Aku menyenggol bahu Vani yang tersipu. Semua temen-temen nge-cie-cie-in Vani dan mas Ardan. Suasana kembali hening ketika mas Ardan mulai serius dalam suaranya.

“Okey, hari ini aku ingin berbagi perasaan dengan kalian. Perasaan yang selama ini memang aku sengaja pendam untuk kebaikan bersama khususnya. Ehm, mungkin kalian pikir selama ini aku gak pernah bisa dapetin Vani. Kalian pasti mengira bahwa aku dan Vani ada hubungan khusus, sebenarnya anggapan kalian salah. Aku dan Vani hanya berteman biasa, kita memang dekat karena kita memang saling membutuhkan. Maksudnya disini adalah, aku selalu main kerumah Vani karena aku mengajarinya untuk mendalami pelajaran fisika pada saat itu. Selain itu, aku juga pengen tau informasi tentang seseorang.” mas Ardan menghela napasnya, aku melihat Vani tersenyum tanpa melepaskan pandangannya kepada mas Ardan.

“Aku menyukai seseorang, dan tentunya bukan Vani. Gadis ini sudah mengajariku cara bersabar dalam menghadapi perdebatan, memberikanku kesempatan untuk bisa mendekati Vani meskipun bukan itu tujuanku selama ini. Setelah aku paham, aku sadar, hal yang belum aku lakukan sampai saat ini adalah menyatakan perasaanku terhadapnya.” Aku mulai sadar Riko menatap dingin kearahku, namun aku hanya berusaha menatap lurus kearah panggung, entah apa yang kulihat. Semua terasa samar. Kini mas Ardan mulai menatapku.

“Aku ingin ungkapkan saai ini juga…

“Gadis yang selama ini kuincar adalah kau. Erika Saviana. Maukah kau menjadi kekasihku?”

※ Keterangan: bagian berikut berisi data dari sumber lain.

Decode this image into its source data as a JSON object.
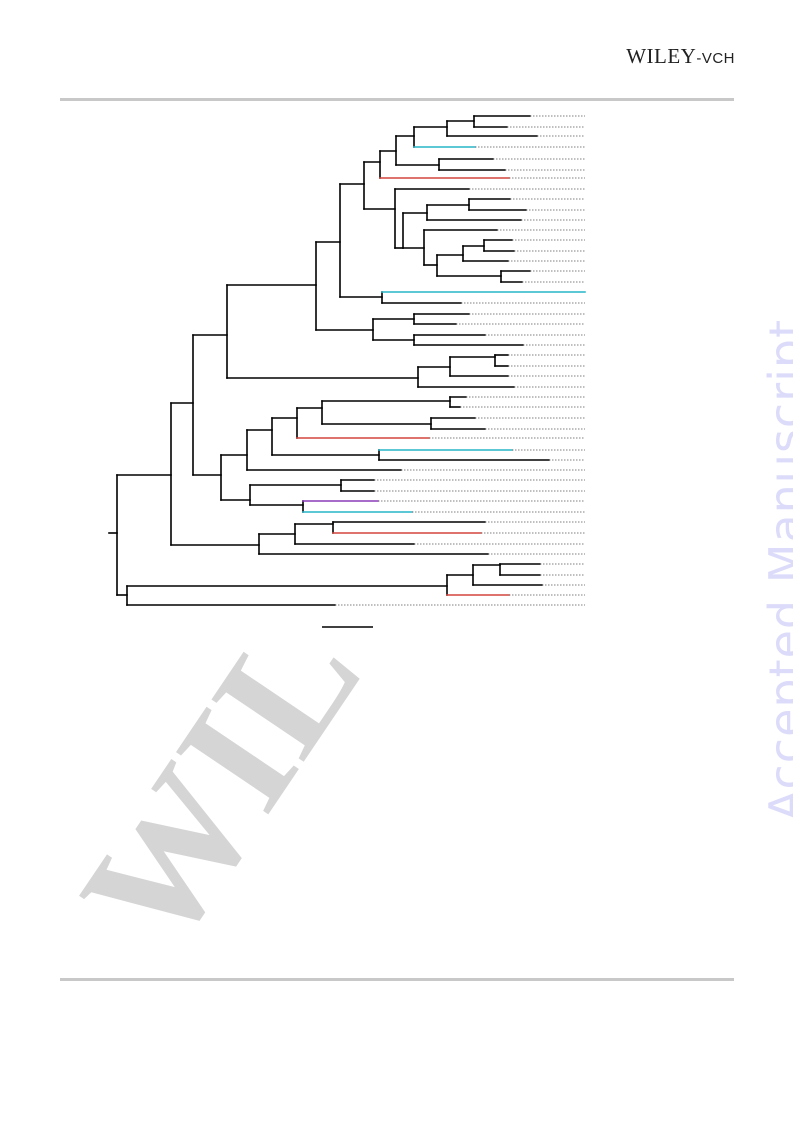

Kini tubuhku benar-benar kaku, pandanganku mulai kabur, kuarahkan bola mataku kearah Riko yang sedari tadi menatap dingin kearahku. Sorak sorai temen-temen yang mendukung mas Ardan terdengar agar aku menerimanya, aku hanya bisa menelan ludah sambil mengalihkan pandanganku dari Riko. Aku salah, selama ini orang yang kuanggap mendekati sahabatku ternyata hanya memanfaatkannya untuk mengorek informasi tentangku. Dia tak pernah menunjukkan bahwa dirinya menginginkanku untuk menjadi kekasihnya. Dadaku terasa sesak dan air mataku mulai menetes, mengapa aku harus menangis? Apa yang kutangisi? Kudengar seseorang memintaku untuk memberikan jawaban. Seketika semuanya terdiam, aku melihat mas Ardan yang masih menungguku untuk bersuara dan aku menatap Riko yang masih memberikan tatapan dingin terhadapku. Aku hanya bisa menghela napas dan memberanikan diri untuk berkata “Maaf, aku …” kulihat Riko masih dalam posisinya “Aku … gak bisa nerima kamu” aku gak tau kenapa berat banget mengatakannya. Ku tundukkan pandanganku, tak ada satupun orang yang berbicara. Akhirnya aku mengangkat suara “Aku sudah mencintai orang lain, dan dia juga berada disini. Maafkan aku.”

Page 9: Cerita Pendek

Aku memutar badan untuk pergi dari sini, memberikan sedikit senyumanku kepada mas Ardan dan Riko. Terlihat wajah Riko tidak sedingin tadi, aku menghela napas yang sangat panjang. Rasanya malam ini dadaku kembali longgar setelah sulit untuk bernafas. Aku telah mematahkan hati seseorang.